Não acredito em reencarnação. Não acredito em pré-existência da alma. Acredito que o universo é uma declaração (ainda que cheia de limitações), daquilo que Deus é. Trino e Uno. A sua criação é diversa, mas é inter.
Pensar nessa coisa macroscópica ajuda a gente a saber mais de si mesmo. Fica mais fácil entender a nossa insignificância. Mas o paradoxo está em que fica também mais fácil entender, usufruir e sentir a grandeza de nossa significância. Saber que faço parte de um projeto muito maior do que eu, cujos princípios antecedem os inícios da antigüidade, atingindo a ilimitada eternidade. Um projeto no qual faço toda a diferença, já que minha existência contribui (como parte do projeto) a fazer as coisas serem como são nesse meu lugar no cosmos.

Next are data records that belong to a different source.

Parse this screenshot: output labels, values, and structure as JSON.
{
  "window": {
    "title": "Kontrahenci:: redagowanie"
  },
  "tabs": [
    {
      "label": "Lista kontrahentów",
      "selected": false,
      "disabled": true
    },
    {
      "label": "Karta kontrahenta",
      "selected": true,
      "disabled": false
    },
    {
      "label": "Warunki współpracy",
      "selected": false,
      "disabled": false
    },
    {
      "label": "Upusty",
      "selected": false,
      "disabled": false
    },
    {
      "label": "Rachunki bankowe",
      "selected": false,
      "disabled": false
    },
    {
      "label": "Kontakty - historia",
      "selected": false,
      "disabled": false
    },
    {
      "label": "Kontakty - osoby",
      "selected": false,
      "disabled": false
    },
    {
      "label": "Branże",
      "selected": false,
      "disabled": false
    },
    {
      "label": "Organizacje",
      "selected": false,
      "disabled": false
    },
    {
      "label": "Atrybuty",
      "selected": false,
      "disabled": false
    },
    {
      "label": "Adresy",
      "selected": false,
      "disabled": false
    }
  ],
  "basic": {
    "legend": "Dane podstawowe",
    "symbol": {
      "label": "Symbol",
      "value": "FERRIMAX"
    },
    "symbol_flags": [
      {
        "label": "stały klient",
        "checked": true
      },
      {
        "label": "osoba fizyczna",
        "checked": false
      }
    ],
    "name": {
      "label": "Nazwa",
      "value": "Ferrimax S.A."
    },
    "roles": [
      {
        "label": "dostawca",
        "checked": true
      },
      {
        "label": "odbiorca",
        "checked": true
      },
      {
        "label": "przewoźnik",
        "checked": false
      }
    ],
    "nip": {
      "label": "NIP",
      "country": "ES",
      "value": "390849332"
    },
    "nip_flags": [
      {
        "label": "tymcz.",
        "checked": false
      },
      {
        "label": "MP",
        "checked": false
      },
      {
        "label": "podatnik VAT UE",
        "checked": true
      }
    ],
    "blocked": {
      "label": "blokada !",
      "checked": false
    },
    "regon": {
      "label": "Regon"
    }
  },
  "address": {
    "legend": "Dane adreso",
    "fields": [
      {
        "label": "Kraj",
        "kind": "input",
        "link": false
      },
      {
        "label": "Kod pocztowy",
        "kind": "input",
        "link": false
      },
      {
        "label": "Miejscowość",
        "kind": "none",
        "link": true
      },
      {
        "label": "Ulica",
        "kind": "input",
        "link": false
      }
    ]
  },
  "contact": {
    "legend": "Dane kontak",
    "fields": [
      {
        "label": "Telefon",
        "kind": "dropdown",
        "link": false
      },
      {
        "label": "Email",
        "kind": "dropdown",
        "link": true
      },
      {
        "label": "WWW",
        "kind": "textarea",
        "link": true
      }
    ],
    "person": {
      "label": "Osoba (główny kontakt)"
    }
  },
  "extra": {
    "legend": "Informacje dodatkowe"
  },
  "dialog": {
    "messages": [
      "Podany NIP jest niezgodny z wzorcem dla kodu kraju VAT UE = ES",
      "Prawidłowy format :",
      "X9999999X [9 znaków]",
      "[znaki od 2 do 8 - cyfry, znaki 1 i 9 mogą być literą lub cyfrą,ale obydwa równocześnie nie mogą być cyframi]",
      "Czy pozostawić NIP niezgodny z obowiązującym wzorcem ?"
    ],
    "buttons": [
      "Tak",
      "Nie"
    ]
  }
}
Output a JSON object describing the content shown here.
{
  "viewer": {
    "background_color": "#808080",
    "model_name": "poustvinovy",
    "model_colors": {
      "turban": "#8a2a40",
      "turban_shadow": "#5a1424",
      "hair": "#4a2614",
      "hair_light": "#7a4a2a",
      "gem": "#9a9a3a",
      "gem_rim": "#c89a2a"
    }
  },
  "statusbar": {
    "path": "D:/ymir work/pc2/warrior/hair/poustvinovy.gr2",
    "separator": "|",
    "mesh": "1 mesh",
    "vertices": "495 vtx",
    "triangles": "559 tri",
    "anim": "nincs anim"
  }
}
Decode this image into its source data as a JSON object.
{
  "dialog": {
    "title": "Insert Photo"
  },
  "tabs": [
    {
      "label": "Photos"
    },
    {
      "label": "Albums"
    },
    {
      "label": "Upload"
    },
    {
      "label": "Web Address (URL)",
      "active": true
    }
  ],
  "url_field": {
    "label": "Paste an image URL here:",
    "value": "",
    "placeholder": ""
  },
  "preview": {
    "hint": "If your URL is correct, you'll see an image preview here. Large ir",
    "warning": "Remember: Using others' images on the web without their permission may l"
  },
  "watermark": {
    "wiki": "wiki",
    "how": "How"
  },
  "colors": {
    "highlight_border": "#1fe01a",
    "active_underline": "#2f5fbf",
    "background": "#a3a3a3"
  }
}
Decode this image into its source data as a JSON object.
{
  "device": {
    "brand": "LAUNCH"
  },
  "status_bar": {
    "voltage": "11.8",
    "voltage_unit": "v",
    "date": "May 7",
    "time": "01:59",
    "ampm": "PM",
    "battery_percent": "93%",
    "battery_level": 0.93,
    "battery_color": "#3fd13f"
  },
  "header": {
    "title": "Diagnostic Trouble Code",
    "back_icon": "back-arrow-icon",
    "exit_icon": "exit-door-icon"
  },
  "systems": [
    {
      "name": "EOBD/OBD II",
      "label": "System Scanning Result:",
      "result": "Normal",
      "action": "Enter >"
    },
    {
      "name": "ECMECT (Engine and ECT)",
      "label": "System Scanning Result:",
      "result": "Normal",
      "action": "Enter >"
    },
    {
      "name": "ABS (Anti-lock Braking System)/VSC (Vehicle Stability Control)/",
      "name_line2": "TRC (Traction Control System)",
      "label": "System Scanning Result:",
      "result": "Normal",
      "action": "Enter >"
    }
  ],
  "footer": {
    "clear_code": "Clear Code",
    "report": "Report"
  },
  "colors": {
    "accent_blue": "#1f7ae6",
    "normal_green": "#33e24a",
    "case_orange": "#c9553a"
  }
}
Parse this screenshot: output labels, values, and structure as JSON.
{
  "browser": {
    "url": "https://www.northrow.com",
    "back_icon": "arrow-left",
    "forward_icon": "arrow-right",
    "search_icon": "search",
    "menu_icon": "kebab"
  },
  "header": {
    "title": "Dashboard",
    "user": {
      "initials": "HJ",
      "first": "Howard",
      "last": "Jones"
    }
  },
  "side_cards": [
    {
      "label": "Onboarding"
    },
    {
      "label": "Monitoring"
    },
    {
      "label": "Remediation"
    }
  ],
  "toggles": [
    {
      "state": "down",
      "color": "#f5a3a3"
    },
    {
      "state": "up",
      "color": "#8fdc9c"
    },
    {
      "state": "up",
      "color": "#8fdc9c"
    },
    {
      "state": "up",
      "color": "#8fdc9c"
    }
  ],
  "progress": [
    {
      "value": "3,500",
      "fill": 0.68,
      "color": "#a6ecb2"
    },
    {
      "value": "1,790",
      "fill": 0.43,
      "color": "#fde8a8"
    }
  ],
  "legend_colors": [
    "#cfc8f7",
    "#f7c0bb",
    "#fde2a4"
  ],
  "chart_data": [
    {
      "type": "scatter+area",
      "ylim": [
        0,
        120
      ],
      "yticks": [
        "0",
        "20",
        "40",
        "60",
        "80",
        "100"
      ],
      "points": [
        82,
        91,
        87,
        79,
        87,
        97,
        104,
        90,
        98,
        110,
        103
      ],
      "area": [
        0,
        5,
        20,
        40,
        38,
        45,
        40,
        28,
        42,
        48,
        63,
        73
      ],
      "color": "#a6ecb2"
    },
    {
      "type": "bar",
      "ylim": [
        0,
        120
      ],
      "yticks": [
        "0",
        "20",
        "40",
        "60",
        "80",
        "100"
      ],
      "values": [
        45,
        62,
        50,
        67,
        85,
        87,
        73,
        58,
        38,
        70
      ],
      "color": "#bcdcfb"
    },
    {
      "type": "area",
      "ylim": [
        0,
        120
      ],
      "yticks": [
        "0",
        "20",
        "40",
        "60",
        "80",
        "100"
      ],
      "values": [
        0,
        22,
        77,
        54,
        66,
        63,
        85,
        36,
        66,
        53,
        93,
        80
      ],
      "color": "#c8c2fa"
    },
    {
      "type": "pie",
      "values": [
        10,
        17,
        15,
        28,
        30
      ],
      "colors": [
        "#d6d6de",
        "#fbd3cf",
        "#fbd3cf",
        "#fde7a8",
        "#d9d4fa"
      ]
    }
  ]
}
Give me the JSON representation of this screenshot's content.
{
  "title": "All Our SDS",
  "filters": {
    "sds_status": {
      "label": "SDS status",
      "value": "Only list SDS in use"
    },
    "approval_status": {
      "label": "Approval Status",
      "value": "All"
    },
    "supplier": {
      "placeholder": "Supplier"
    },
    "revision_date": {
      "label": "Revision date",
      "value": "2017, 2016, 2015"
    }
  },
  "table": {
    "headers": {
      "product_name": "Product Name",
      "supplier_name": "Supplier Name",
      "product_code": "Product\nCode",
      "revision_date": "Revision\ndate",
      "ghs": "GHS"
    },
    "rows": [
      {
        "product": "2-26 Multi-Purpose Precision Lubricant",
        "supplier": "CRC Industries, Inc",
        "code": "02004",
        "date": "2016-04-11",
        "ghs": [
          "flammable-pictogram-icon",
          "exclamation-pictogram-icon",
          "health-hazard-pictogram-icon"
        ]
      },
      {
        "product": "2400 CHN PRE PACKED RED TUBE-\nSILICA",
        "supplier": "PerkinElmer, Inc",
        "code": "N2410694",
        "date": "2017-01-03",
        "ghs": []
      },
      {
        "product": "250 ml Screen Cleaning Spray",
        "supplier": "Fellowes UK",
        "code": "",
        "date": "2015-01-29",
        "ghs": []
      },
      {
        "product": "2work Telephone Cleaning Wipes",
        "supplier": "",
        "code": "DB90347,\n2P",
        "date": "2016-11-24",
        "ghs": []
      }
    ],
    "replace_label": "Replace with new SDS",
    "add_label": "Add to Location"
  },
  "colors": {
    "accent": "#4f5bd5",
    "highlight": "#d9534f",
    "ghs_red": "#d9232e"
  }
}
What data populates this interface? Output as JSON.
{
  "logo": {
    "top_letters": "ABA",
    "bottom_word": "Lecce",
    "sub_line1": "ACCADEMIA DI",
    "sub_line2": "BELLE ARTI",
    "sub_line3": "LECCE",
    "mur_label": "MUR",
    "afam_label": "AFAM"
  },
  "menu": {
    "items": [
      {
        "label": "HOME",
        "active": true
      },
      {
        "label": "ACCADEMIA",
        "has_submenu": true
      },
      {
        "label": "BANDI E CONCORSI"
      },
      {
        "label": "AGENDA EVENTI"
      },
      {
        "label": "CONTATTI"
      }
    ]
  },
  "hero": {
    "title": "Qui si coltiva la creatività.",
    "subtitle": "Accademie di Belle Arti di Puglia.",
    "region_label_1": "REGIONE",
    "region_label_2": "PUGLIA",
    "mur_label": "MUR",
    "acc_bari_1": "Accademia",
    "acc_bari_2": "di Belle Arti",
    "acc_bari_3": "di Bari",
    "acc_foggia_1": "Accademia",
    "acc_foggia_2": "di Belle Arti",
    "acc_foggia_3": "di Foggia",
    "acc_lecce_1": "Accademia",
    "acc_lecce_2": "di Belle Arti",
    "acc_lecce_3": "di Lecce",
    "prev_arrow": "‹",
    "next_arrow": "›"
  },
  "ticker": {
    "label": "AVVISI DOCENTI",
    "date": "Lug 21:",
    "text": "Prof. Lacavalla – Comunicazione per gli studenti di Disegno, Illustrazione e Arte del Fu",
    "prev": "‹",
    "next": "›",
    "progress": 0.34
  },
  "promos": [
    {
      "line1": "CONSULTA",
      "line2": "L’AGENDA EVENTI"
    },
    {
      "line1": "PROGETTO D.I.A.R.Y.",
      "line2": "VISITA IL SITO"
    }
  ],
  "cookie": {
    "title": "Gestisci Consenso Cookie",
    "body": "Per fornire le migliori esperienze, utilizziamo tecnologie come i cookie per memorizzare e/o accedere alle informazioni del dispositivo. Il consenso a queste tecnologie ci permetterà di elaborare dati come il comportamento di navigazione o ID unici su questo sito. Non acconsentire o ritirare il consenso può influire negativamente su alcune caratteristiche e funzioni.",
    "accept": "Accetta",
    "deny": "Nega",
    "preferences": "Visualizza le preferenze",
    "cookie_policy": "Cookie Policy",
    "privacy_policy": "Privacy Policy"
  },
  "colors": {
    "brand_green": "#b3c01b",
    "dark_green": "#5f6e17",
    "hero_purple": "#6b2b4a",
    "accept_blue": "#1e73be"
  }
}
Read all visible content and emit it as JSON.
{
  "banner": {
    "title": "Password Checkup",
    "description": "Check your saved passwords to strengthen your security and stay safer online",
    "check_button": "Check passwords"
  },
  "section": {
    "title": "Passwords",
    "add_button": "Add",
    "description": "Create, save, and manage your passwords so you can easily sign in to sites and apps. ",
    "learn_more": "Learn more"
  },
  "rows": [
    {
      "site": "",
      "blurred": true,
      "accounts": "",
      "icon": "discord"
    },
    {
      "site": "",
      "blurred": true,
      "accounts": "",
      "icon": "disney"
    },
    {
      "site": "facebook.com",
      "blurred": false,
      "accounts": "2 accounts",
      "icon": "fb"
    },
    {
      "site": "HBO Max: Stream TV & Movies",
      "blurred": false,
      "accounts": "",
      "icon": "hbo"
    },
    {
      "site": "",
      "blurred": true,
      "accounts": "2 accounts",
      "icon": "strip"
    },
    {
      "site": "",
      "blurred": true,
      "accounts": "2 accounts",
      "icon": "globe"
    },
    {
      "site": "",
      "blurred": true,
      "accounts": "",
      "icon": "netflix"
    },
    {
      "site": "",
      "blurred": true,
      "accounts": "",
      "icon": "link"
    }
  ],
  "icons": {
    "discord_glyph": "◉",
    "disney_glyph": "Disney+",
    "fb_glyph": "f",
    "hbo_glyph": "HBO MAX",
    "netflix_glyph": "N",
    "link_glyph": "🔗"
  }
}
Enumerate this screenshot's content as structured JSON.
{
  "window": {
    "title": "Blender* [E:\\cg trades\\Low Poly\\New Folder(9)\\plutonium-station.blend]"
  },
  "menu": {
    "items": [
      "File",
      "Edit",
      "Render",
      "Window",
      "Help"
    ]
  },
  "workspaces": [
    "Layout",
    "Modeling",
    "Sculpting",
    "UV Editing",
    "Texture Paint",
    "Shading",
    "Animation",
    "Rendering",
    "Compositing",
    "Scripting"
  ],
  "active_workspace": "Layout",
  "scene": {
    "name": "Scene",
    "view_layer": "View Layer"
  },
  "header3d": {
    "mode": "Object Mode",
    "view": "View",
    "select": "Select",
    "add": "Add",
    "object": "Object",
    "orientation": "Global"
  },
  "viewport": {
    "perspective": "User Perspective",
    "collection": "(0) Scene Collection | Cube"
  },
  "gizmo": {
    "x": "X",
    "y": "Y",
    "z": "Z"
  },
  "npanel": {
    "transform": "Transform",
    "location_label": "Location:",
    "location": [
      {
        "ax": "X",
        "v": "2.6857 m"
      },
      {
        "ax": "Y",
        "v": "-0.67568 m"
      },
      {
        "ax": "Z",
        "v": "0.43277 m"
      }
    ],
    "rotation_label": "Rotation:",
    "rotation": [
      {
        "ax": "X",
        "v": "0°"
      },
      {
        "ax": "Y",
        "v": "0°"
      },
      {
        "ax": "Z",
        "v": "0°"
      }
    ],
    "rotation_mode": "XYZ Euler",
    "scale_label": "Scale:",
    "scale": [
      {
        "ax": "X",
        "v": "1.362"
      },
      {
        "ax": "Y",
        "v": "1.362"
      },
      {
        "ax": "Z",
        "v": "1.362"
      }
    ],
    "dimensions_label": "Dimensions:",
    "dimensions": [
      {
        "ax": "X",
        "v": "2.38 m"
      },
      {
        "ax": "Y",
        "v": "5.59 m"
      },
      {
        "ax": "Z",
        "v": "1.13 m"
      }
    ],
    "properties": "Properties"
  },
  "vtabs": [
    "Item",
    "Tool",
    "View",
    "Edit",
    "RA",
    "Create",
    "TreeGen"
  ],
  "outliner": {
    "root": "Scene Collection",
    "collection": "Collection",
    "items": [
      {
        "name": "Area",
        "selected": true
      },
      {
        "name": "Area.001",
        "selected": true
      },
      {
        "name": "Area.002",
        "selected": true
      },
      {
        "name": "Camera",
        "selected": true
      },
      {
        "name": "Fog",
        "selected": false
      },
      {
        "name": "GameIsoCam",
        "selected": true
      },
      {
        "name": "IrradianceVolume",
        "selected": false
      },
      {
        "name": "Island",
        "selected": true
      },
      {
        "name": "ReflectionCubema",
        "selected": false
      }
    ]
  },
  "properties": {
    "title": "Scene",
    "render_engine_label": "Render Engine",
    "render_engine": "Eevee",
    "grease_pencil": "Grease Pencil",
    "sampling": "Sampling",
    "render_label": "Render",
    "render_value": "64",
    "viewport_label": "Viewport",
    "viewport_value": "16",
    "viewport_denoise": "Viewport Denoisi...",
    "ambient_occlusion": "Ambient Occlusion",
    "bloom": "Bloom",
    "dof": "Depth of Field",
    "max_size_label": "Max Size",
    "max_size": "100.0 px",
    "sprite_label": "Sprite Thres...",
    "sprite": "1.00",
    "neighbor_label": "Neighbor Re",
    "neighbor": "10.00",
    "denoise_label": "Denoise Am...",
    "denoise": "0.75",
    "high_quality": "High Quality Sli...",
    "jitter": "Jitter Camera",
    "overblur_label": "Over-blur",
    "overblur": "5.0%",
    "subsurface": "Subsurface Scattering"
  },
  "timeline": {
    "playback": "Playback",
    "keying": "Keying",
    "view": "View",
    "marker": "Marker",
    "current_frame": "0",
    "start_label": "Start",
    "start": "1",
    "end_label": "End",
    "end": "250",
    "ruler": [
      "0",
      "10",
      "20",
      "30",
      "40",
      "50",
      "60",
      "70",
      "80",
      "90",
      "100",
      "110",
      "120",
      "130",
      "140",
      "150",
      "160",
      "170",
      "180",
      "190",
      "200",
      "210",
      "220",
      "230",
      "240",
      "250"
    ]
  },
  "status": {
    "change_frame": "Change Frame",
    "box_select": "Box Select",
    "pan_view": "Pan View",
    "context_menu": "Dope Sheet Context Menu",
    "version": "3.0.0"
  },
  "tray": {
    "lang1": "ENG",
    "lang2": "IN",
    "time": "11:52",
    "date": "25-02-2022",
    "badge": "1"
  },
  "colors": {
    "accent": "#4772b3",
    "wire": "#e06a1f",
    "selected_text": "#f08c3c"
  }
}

Saber que o projeto vai além de mim e da minha passagem pela história humana, mas que, uma vez tendo sido, sempre serei ... e que, em outra ocasião, compartilharei dos resultados que esse projeto há de alcançar.
Sei que tem muita gente que não acredita nessas coisas. Acham que somos matéria que hoje respira e amanhã se consumirá, como se não houvesse uma pessoa que veste esse matéria e que dela se despirá, continuando pessoa naquela ocasião que tenho chamado de eternidade.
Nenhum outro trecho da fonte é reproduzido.